The Self-Tuning Loop Deserves a Separate Conversation
Buried near the end of the demo is something that got less screen time than it probably deserved. Beran mentions that he set up an evaluation framework—running structured tests against different versions of the agent to detect regressions as he tweaks instructions, tool descriptions, and query definitions. Standard practice for any serious ML deployment.
Then he says this: "I created a hill climbing loop here where my agent runs the eval, makes tweaks, and runs again, self-tuning without my manual intervention."
So the agent evaluates itself, modifies itself based on those evaluations, and iterates. Beran shows this briefly—a coding agent recommending specific changes to improve response quality—and moves on. It's presented as a productivity feature, a way to accelerate iteration. Which it is. It's also a system where an AI's behavior is being shaped by another AI with limited human review of individual changes.

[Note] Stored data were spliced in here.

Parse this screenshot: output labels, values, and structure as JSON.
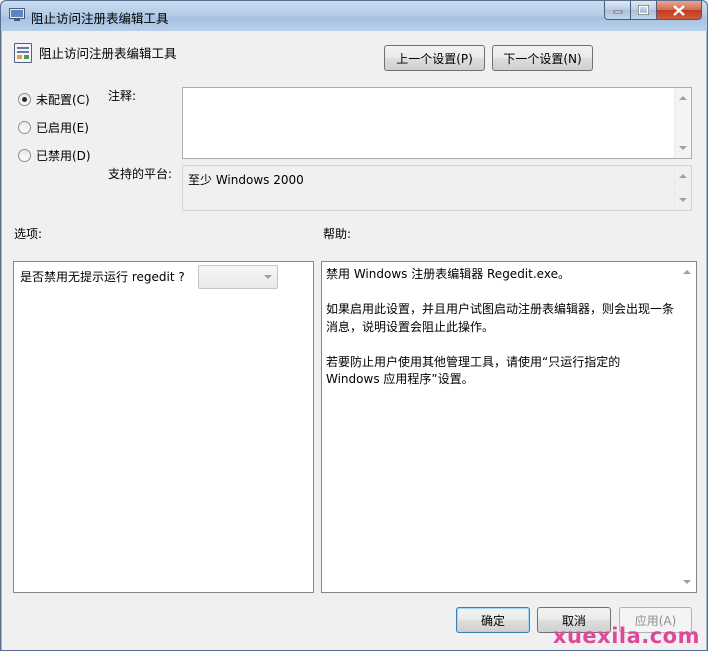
{
  "window": {
    "title": "阻止访问注册表编辑工具"
  },
  "header": {
    "policy_title": "阻止访问注册表编辑工具",
    "prev_button": "上一个设置(P)",
    "next_button": "下一个设置(N)"
  },
  "state": {
    "options": [
      {
        "label": "未配置(C)",
        "selected": true
      },
      {
        "label": "已启用(E)",
        "selected": false
      },
      {
        "label": "已禁用(D)",
        "selected": false
      }
    ]
  },
  "comment": {
    "label": "注释:",
    "value": ""
  },
  "platform": {
    "label": "支持的平台:",
    "value": "至少 Windows 2000"
  },
  "options_panel": {
    "heading": "选项:",
    "question": "是否禁用无提示运行 regedit ?",
    "selected_value": ""
  },
  "help_panel": {
    "heading": "帮助:",
    "paragraphs": [
      "禁用 Windows 注册表编辑器 Regedit.exe。",
      "如果启用此设置，并且用户试图启动注册表编辑器，则会出现一条消息，说明设置会阻止此操作。",
      "若要防止用户使用其他管理工具，请使用“只运行指定的 Windows 应用程序”设置。"
    ]
  },
  "footer": {
    "ok_button": "确定",
    "cancel_button": "取消",
    "apply_button": "应用(A)"
  },
  "watermark": "xuexila.com",
  "colors": {
    "titlebar": "#b5cde8",
    "dialog_bg": "#f0f0f0",
    "close_button": "#c23a1e",
    "watermark": "#e0479a"
  }
}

That's not necessarily alarming in a development context, where you control the eval criteria and review the final output before deployment. But the framing—"self-tuning without my manual intervention"—as a selling point is worth sitting with. The question of how much human oversight belongs in the loop when AI systems modify their own behavior is one the industry hasn't settled, and the answer probably varies a lot depending on what the agent is doing and for whom.
In a healthcare application, specifically, that question has edges.
What This Actually Shows
Beran is careful to note that the function-tool approach he's demonstrating works best for "operational use cases"—bounded queries over a defined user's data. He explicitly flags that for analytics or faceted search, other Google tools are more appropriate. That kind of scope-setting is unusually honest for a product demo.
The strongest version of what's being shown here is: here is a practical, security-conscious architecture for building AI agents over structured user data, using tools that exist and work today. The agent-as-tool pattern, the identity threading, the layered injection defenses—none of this is theoretical. Beran builds it in eleven minutes.
The open questions aren't really about the architecture. They're about context. The data is fake, the use case is illustrative, and the compliance questions that would make a real healthcare deployment genuinely difficult—HIPAA, audit logs, data residency, consent frameworks—don't appear. That's appropriate for a technical demo. It's less appropriate if someone watches this and concludes that building a real health concierge is an eleven-minute problem.
The gap between "this architecture is sound" and "this application is ready for your patients" is where a lot of AI deployments quietly go wrong. Beran's demo is a useful map of the former. The latter is a different kind of work entirely.